15 November 2015

And its not even far away any more...

On Monday morning we used the texts from the Roman Missal for Mass in a Time of War or Civil Disturbance. I used these words to begin the Mass:

'The skies,’ the President told us, 'were darkened’ this weekend ‘by an attack on the civilized world.’ We are at war, the Pope told us; ‘a third world war, fought piecemeal, with crimes, massacres, and destruction,’ And so we turn to God: the merciful and strong, and beg for an end to the violence and the weeping, to the darkness and the death and the sin.

Then this was the homily I preached:


On Saturday morning I had breakfast with a couple friends at IHOP on Soldiers’ Field Road. The topic of conversation was the terrorist attacks in Paris the night before.
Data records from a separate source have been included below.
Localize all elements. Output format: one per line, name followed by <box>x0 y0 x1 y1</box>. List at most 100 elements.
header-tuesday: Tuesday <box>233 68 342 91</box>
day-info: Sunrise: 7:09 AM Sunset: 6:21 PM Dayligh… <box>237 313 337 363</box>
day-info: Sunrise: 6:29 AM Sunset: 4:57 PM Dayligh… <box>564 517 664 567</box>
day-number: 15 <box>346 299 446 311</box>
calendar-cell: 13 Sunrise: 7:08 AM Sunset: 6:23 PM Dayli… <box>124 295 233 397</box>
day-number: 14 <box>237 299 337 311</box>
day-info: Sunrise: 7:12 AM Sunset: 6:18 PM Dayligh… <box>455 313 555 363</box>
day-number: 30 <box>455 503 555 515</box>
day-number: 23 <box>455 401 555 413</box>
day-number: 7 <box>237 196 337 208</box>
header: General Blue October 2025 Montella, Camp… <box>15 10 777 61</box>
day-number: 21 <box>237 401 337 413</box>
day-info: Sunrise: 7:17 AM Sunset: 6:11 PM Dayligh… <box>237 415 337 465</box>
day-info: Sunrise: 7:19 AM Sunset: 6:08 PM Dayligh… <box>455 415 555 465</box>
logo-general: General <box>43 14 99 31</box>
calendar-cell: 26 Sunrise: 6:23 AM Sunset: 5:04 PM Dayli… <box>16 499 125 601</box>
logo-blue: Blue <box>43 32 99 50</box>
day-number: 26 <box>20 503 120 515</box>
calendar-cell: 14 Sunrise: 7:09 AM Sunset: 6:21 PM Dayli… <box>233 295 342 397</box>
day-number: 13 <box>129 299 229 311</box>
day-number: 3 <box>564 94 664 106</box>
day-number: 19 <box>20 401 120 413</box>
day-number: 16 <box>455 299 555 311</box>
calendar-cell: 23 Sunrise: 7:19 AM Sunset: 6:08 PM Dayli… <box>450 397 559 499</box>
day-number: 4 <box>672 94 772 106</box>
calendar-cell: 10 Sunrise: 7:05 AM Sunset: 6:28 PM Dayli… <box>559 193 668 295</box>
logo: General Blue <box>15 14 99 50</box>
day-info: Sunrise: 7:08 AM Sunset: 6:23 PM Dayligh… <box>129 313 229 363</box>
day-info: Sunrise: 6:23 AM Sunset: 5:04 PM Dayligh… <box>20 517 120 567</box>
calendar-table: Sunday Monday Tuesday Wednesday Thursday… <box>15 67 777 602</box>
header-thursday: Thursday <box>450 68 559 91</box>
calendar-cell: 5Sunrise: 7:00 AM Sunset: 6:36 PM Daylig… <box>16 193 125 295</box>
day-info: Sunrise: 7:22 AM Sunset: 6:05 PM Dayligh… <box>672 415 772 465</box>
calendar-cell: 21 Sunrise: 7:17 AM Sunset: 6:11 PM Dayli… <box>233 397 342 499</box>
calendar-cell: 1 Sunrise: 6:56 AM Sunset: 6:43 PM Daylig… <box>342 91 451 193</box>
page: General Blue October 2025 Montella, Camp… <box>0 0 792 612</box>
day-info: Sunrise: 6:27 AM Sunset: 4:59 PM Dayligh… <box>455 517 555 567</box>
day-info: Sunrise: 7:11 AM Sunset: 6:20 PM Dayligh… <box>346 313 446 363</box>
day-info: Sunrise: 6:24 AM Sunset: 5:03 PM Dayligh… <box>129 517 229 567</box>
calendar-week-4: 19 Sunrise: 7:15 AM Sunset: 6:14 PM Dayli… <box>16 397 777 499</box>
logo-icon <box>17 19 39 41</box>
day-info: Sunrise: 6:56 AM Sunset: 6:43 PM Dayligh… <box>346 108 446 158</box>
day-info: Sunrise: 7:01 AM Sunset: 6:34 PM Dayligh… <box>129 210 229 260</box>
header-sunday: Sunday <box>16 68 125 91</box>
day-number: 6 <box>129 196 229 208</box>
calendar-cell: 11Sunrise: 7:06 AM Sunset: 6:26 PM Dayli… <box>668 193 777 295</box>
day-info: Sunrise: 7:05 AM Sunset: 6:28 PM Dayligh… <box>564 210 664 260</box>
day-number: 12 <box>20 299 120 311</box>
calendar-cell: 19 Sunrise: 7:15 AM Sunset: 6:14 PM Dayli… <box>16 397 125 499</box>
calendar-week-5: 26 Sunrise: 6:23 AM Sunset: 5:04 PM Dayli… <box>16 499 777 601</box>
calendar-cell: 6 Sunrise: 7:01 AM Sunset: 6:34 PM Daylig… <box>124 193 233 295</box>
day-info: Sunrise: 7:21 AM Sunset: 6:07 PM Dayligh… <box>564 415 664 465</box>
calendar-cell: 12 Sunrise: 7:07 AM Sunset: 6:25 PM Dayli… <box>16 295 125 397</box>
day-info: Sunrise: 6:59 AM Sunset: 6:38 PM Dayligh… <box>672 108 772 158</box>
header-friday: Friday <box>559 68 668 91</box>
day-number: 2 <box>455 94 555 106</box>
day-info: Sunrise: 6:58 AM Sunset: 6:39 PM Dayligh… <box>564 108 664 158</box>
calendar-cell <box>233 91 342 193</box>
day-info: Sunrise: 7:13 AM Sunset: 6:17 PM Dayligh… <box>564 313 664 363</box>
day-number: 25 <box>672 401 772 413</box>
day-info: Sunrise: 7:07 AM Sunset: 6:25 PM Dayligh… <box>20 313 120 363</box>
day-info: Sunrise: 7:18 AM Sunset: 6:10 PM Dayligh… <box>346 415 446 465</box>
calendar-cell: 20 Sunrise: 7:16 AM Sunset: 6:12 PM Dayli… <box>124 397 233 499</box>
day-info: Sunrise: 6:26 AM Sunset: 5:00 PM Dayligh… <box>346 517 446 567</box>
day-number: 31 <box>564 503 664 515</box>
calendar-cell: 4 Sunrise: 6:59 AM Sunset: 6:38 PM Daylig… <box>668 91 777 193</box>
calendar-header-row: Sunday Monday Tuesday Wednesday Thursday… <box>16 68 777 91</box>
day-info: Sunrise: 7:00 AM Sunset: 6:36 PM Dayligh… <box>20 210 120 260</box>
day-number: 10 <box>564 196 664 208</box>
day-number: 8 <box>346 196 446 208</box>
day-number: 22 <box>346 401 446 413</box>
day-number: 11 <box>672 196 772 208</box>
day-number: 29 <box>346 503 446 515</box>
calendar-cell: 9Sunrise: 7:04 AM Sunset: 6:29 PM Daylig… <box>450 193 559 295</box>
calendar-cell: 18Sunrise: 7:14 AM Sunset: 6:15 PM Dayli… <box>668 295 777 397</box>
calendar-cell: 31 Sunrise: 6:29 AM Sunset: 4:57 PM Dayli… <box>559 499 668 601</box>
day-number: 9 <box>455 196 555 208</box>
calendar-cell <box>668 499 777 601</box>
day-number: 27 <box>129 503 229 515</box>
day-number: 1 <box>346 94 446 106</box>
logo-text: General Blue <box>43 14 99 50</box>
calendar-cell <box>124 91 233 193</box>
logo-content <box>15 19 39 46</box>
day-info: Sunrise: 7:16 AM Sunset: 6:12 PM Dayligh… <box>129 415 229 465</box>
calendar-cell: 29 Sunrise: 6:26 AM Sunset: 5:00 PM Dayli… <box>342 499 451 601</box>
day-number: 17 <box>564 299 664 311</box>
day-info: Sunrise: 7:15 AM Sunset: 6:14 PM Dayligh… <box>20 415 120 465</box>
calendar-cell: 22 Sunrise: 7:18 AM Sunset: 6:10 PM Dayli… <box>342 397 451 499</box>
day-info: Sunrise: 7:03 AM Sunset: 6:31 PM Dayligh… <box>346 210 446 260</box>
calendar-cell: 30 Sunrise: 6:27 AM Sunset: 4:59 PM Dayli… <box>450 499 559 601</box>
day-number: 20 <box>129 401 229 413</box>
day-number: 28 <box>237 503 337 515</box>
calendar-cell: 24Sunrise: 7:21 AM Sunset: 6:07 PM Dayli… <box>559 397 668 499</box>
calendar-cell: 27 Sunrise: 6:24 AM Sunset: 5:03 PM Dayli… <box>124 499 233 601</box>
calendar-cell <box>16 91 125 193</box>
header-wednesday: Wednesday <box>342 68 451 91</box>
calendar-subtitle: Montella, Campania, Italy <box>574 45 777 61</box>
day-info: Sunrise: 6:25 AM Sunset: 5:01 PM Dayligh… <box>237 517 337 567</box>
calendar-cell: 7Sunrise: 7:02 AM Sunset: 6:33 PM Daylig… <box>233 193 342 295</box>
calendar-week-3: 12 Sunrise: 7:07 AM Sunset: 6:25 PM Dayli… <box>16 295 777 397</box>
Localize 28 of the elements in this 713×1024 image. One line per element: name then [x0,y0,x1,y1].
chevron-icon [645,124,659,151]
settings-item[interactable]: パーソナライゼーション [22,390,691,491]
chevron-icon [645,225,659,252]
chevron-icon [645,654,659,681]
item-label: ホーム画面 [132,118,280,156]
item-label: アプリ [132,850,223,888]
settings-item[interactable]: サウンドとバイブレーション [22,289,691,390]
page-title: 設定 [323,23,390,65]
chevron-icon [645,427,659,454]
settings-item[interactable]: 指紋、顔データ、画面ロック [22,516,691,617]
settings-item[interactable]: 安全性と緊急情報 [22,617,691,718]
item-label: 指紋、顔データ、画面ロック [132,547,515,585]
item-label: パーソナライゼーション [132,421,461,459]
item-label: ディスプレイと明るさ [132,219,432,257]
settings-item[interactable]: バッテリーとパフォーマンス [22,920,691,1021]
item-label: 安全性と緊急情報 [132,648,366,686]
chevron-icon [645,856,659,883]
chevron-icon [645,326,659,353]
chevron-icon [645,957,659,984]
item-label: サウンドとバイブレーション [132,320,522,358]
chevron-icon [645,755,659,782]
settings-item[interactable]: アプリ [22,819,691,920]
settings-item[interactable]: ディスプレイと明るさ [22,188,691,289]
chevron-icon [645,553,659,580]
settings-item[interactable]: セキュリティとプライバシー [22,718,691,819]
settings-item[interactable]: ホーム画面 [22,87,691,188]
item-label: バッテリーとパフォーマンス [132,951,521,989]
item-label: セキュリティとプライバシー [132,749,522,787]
We each wondered, out loud, with mildly quaking voices, whether this presaged a different way of life on the streets of Boston.


“Oh, no,” I sagely observed.  “That’s all so far away.”  “Yeah,” one friend responded, pointing out the window down Soldiers Field Road. 

Less than a mile down that street before you get to Harvard Stadium there’s the Day’s Hotel on the right.  It’s where Hamza al-Ghamdi and Ahmed al-Ghamdi stayed the night before they took a taxi to Terminal C at Logan and boarded United Flight 175 and took seats 9C and 9D and with guns and knives slammed the plane into the first tower.

He just stared down the street.  And, I confess, I didn’t finish my pancakes.

We live, my brothers, in an increasingly dangerous world.  And, from the ISIS snuff videos on Youtube, to the crashing airliner in Egypt, to the fresh blood on the streets of Paris, it may be getting even more dangerous in the days to come.

And it’s not even far away anymore.

So what’s a Christian to do, in the face of this alien terror?   Perhaps two hints from the Sacred Liturgy this morning.

The first is the awful story of those who seduced the Israelites into accepting the traditions of the Gentiles, to hide their circumcision, abandon the holy covenant, and (and I love this phrase) “sell themselves to wrongdoing.” They sacrificed to idols, profaned the sabbath and finally, they built pagan altars.  And anyone who remained faithful, was killed.

So what did the faithful remnant do?  They “resolved in their hearts not to eat anything unclean; they preferred to die rather than to be defiled with unclean food
or to profane the holy covenant; (and I love this phrase even more) and they did die.”

Our generation is not the first to face terror, to face the wickedness that forsakes the truth, oppresses men and kills the just man.  There have been Hitlers and Atillas   before.  And since the days of the martyrs, the only way to defeat their terror is to laugh in its face, clinging to the truth with the full confidence of the children of God and the sure and certain hope that whatever Cross God might send us on Good Friday is but a prelude to the Paschal glory which awaits the faithful.

Which leads us to the second lesson of the scriptures for those who live in a terrifying world.   I watched the whole 911 horror unfold in my office at the Bishop’s Conference in Washington D.C., from which we saw the plane go into the Pentagon.  And then there was the anthrax scare, as we shared a post office with the U.S. Capitol.  It was so bad, that several days later I was sitting in Dennis McManus’ office talking about biotoxins when the radio began to blare: “This is the Emergency Broadcast System.  This is not a test.  Repeat this is not a test.”  I have never been so relieved to hear that a tornado had touched down a mile down the street and that I was not going to start to bleed from the eyes with malignant biotoxins.

For such are the terrors of our world today, as those still hospitalized in Paris, or those still crippled from the Marathon or those still mourning their loved ones on that plane will tell you.  We are often like the blind man by the side of the road, crying out to the Lord:  “Have pity on us!”  “Jesus, have pity on us!”  “Kyrie, eleison!”

 In the end, it’s all we can do.  

But its also all that we really need to do.

For he, through whom all things were made, looks patiently at us and says: “What do you want me to do for you?”

And he, who will judge the living and the dead, looks patiently again and says: “Peace…your faith has saved you.”